My honest view: Stableford is the best default format for mixed-ability amateur golf. Medal has its place, especially for serious competitions, but Stableford produces fewer ruined afternoons and fewer 5-hour rounds.
Learn the points table, check where you get shots, and pick up when the hole is dead. That is 90% of it.
Frequently Asked Questions
What is Stableford scoring in golf? Stableford scoring is a points format where each hole earns points based on your score against a target, usually net par after handicap strokes. The highest points total wins.
How many points is a par in Stableford? A net par is worth 2 points. A net bogey is 1 point, a net birdie is 3 points, and a net double bogey or worse is usually 0 points.

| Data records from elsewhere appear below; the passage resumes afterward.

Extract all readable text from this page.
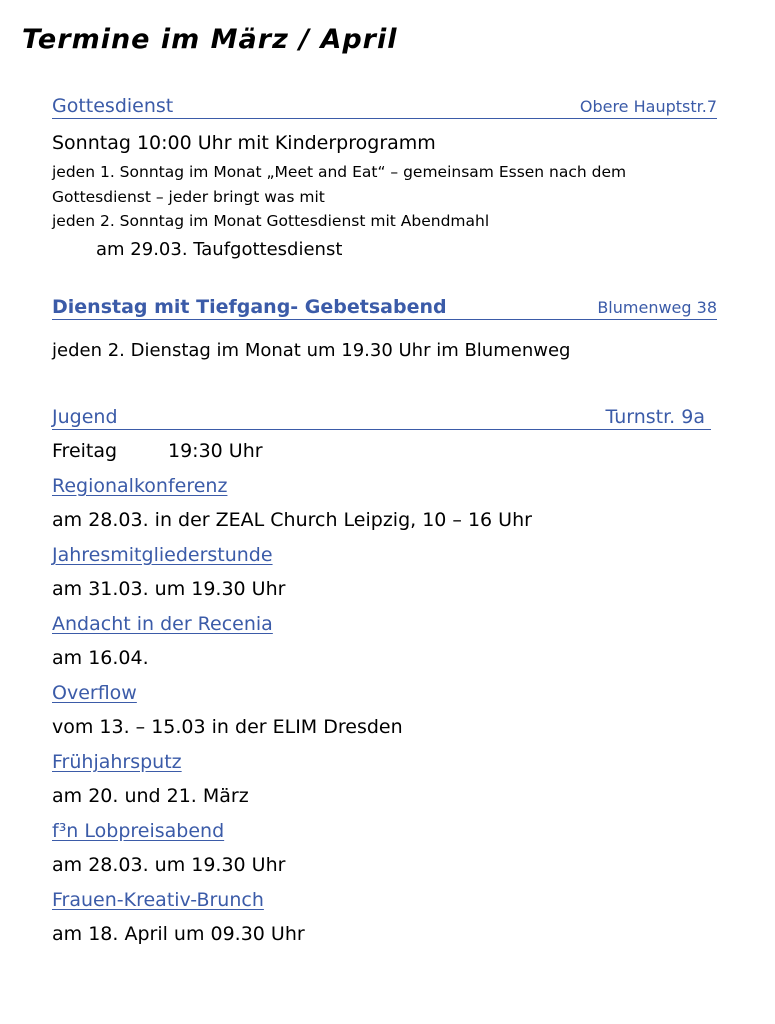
Termine im März / April
Gottesdienst	Obere Hauptstr.7
Sonntag 10:00 Uhr mit Kinderprogramm
jeden 1. Sonntag im Monat „Meet and Eat“ – gemeinsam Essen nach dem
Gottesdienst – jeder bringt was mit
jeden 2. Sonntag im Monat Gottesdienst mit Abendmahl
am 29.03. Taufgottesdienst
Dienstag mit Tiefgang- Gebetsabend	Blumenweg 38
jeden 2. Dienstag im Monat um 19.30 Uhr im Blumenweg
Jugend	Turnstr. 9a
Freitag	19:30 Uhr
Regionalkonferenz
am 28.03. in der ZEAL Church Leipzig, 10 – 16 Uhr
Jahresmitgliederstunde
am 31.03. um 19.30 Uhr
Andacht in der Recenia
am 16.04.
Overflow
vom 13. – 15.03 in der ELIM Dresden
Frühjahrsputz
am 20. und 21. März
f³n Lobpreisabend
am 28.03. um 19.30 Uhr
Frauen-Kreativ-Brunch
am 18. April um 09.30 Uhr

Is 36 points good in Stableford? Yes. In handicap Stableford, 36 points usually means you have played around your handicap, because it averages 2 points per hole.
Do you use gross or net scores in Stableford? Most club Stableford competitions use net scores, so your handicap strokes are applied by stroke index before points are calculated.
When should you pick up in Stableford? Pick up when you can no longer score a point on the hole. Before doing it, check whether you receive one or two handicap shots on that hole.
Can Stableford scores count for handicap? Yes, Stableford scores can count for handicap when played under the required competition or general play conditions and submitted correctly.